I can say this: there is no Scriptural foundation, either OT or NT, from Jesus to Paul to Moses to Adam, that tells us evangelism or the living out of God’s commands includes having them forced upon people outside of the Church. In pursuing state-sponsored legislation for an issue that we may personally feel is wrong goes contrary to our responsibility as believers. We are told to go and make disciples, we are told to live out the commands of Christ…
…but we are told to love and to be in relationships with people. Any authority we feel we should speak into the lives of others cannot be spoken until their is a basis of a loving relationship in place. It could be grievously damaging to the work of the Church if we seek to allow our government to do the work of living out God’s commands instead of each of us doing it individually. It was under persecution that the Church thrived because it forced people to live out the example of Christ.
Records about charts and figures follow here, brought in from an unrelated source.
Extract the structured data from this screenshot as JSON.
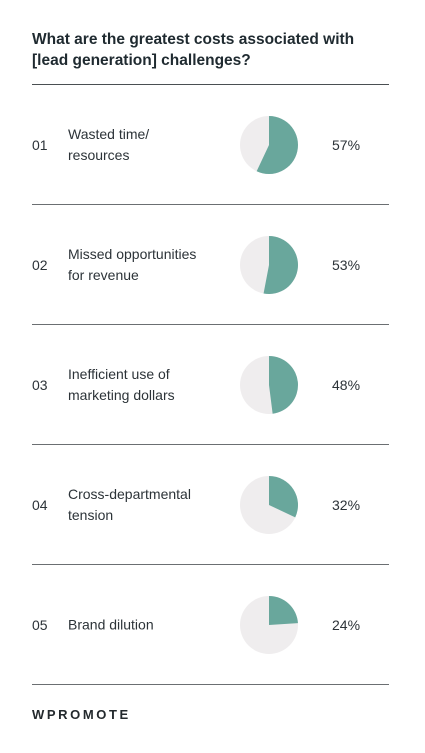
{
  "title": "What are the greatest costs associated with [lead generation] challenges?",
  "brand": "WPROMOTE",
  "colors": {
    "filled": "#69a79c",
    "empty": "#efedee"
  },
  "chart_data": {
    "type": "pie",
    "title": "What are the greatest costs associated with [lead generation] challenges?",
    "items": [
      {
        "number": "01",
        "label": "Wasted time/\nresources",
        "value": 57,
        "value_label": "57%"
      },
      {
        "number": "02",
        "label": "Missed opportunities\nfor revenue",
        "value": 53,
        "value_label": "53%"
      },
      {
        "number": "03",
        "label": "Inefficient use of\nmarketing dollars",
        "value": 48,
        "value_label": "48%"
      },
      {
        "number": "04",
        "label": "Cross-departmental\ntension",
        "value": 32,
        "value_label": "32%"
      },
      {
        "number": "05",
        "label": "Brand dilution",
        "value": 24,
        "value_label": "24%"
      }
    ]
  }
}
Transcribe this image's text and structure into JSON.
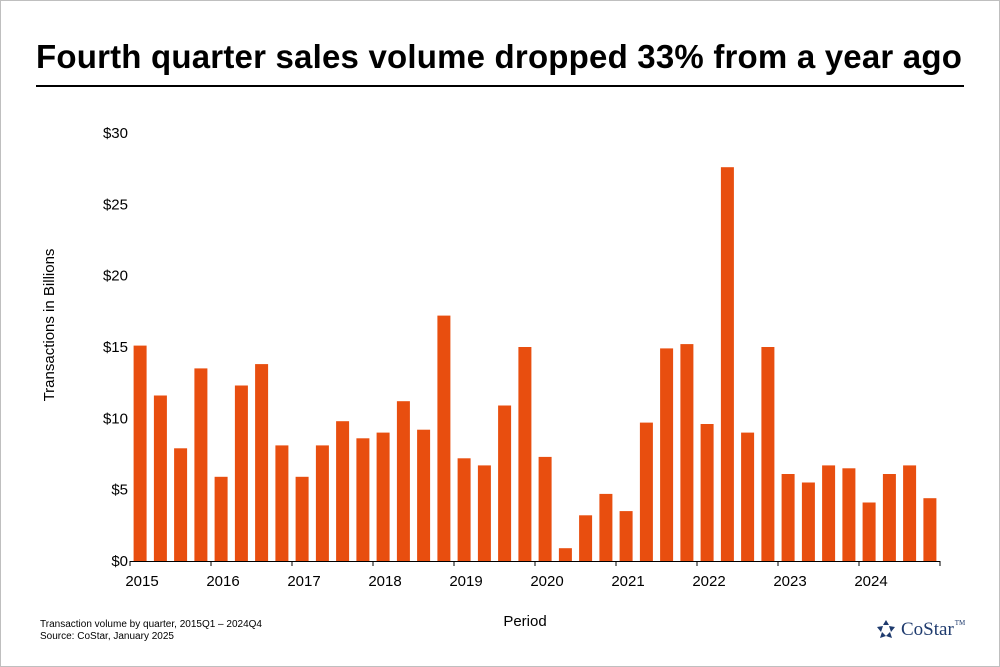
{
  "title": "Fourth quarter sales volume dropped 33% from a year ago",
  "colors": {
    "bar": "#E84E0F",
    "axis": "#000000",
    "logo": "#1F3B6E"
  },
  "footnote": {
    "line1": "Transaction volume by quarter, 2015Q1 – 2024Q4",
    "line2": "Source: CoStar, January 2025"
  },
  "logo": {
    "text": "CoStar",
    "tm": "TM",
    "icon": "costar-star-icon"
  },
  "chart_data": {
    "type": "bar",
    "title": "Fourth quarter sales volume dropped 33% from a year ago",
    "xlabel": "Period",
    "ylabel": "Transactions in Billions",
    "ylim": [
      0,
      30
    ],
    "yticks": [
      0,
      5,
      10,
      15,
      20,
      25,
      30
    ],
    "ytick_labels": [
      "$0",
      "$5",
      "$10",
      "$15",
      "$20",
      "$25",
      "$30"
    ],
    "year_labels": [
      "2015",
      "2016",
      "2017",
      "2018",
      "2019",
      "2020",
      "2021",
      "2022",
      "2023",
      "2024"
    ],
    "categories": [
      "2015Q1",
      "2015Q2",
      "2015Q3",
      "2015Q4",
      "2016Q1",
      "2016Q2",
      "2016Q3",
      "2016Q4",
      "2017Q1",
      "2017Q2",
      "2017Q3",
      "2017Q4",
      "2018Q1",
      "2018Q2",
      "2018Q3",
      "2018Q4",
      "2019Q1",
      "2019Q2",
      "2019Q3",
      "2019Q4",
      "2020Q1",
      "2020Q2",
      "2020Q3",
      "2020Q4",
      "2021Q1",
      "2021Q2",
      "2021Q3",
      "2021Q4",
      "2022Q1",
      "2022Q2",
      "2022Q3",
      "2022Q4",
      "2023Q1",
      "2023Q2",
      "2023Q3",
      "2023Q4",
      "2024Q1",
      "2024Q2",
      "2024Q3",
      "2024Q4"
    ],
    "values": [
      15.1,
      11.6,
      7.9,
      13.5,
      5.9,
      12.3,
      13.8,
      8.1,
      5.9,
      8.1,
      9.8,
      8.6,
      9.0,
      11.2,
      9.2,
      17.2,
      7.2,
      6.7,
      10.9,
      15.0,
      7.3,
      0.9,
      3.2,
      4.7,
      3.5,
      9.7,
      14.9,
      15.2,
      9.6,
      27.6,
      9.0,
      15.0,
      6.1,
      5.5,
      6.7,
      6.5,
      4.1,
      6.1,
      6.7,
      4.4
    ]
  }
}
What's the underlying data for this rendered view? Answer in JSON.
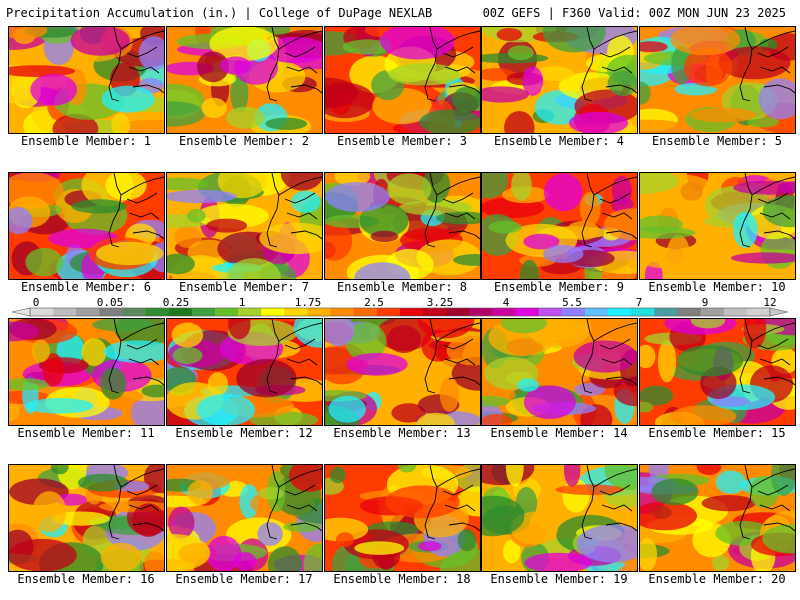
{
  "header": {
    "left": "Precipitation Accumulation (in.) | College of DuPage NEXLAB",
    "right": "00Z GEFS | F360 Valid: 00Z MON JUN 23 2025"
  },
  "member_prefix": "Ensemble Member: ",
  "members": [
    1,
    2,
    3,
    4,
    5,
    6,
    7,
    8,
    9,
    10,
    11,
    12,
    13,
    14,
    15,
    16,
    17,
    18,
    19,
    20
  ],
  "colorbar": {
    "tick_labels": [
      "0",
      "0.05",
      "0.25",
      "1",
      "1.75",
      "2.5",
      "3.25",
      "4",
      "5.5",
      "7",
      "9",
      "12"
    ],
    "colors": [
      "#d9d9d9",
      "#bdbdbd",
      "#a0a0a0",
      "#7f7f7f",
      "#5c8a5c",
      "#2e8b2e",
      "#1f7a1f",
      "#3fa03f",
      "#66c02a",
      "#a6d22a",
      "#ffff00",
      "#ffd700",
      "#ffb000",
      "#ff8c00",
      "#ff6a00",
      "#ff3c00",
      "#e8000b",
      "#c0001a",
      "#a0002a",
      "#b0006a",
      "#c800a0",
      "#e000e0",
      "#c050f0",
      "#9080ff",
      "#60c0ff",
      "#20f0ff",
      "#20e0e0",
      "#4aa0a0",
      "#808080",
      "#a0a0a0",
      "#c0c0c0",
      "#d0d0d0"
    ]
  }
}
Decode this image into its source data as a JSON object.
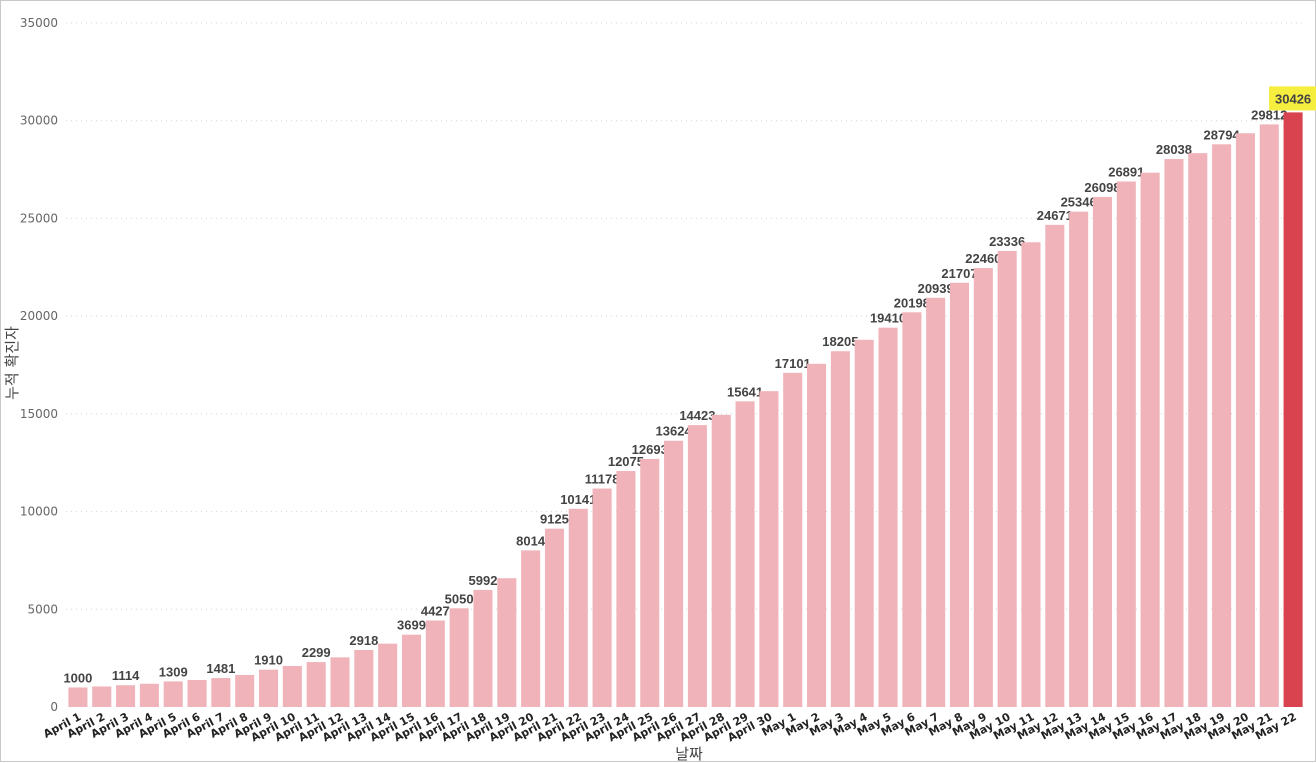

In a more personal note, we cannot carry this banner so loudly, so forcefully, and lay aside the ones that we are more familiar with. I think this issue is more difficult for many Christians because perhaps they have never experienced it themselves. So, to take another example from Christ, we can look at the command to not get a divorce. Jesus is rock-solid in how he commands against this issue (again, not saying a word about homosexuality). Yet, Christians are sometimes all-but-silent about the issue. I come from parents that got divorced. I, myself, was previously married and got a divorce. Both of us were able to do this because we live in a governmental system where it is legally allowed. For someone to stand on the side against legalizing same sex marriage because they feel it goes against God’s command but to be living a life where they were able to get a divorce, which obviously goes against God’s command, would be the height of hypocrisy. I feel it is simply not the route we should be focused on. If someone is willing to so boldly carry the banner against same sex marriage, then why are they not even more boldly carrying the banner to have divorce made illegal?
In the end, it boils down to how much we are willing to wrestle with our faith in an effort to love more fully and follow more closely the God who loves us. It comes down to whether we are willing, while holding strong to the pillars of our faith—God is love, Jesus died for us, we are commanded to love out of an understanding of that sacrifice—to wrestle with the pieces of our theology that we have held to perhaps more tightly but sometimes in spite of the fact that it perhaps could look differently. I did not write this to confuse anyone’s theology, but to challenge us all to go back to the basics, to the unshakeables of our faith, and work our way out from there, making sure all our secondary and tertiary beliefs are in line and held for reasons glorfying and befitting the God tat has given us our commands.
And if what we believe ever, for even a moment, causes us to sin in how we uphold it…we need to seriously look at whether it is the belief that should be refashioned, or our own heart behind it. The Pharisees had all the answers…except for why the commands were given in the first place: to display God’s love.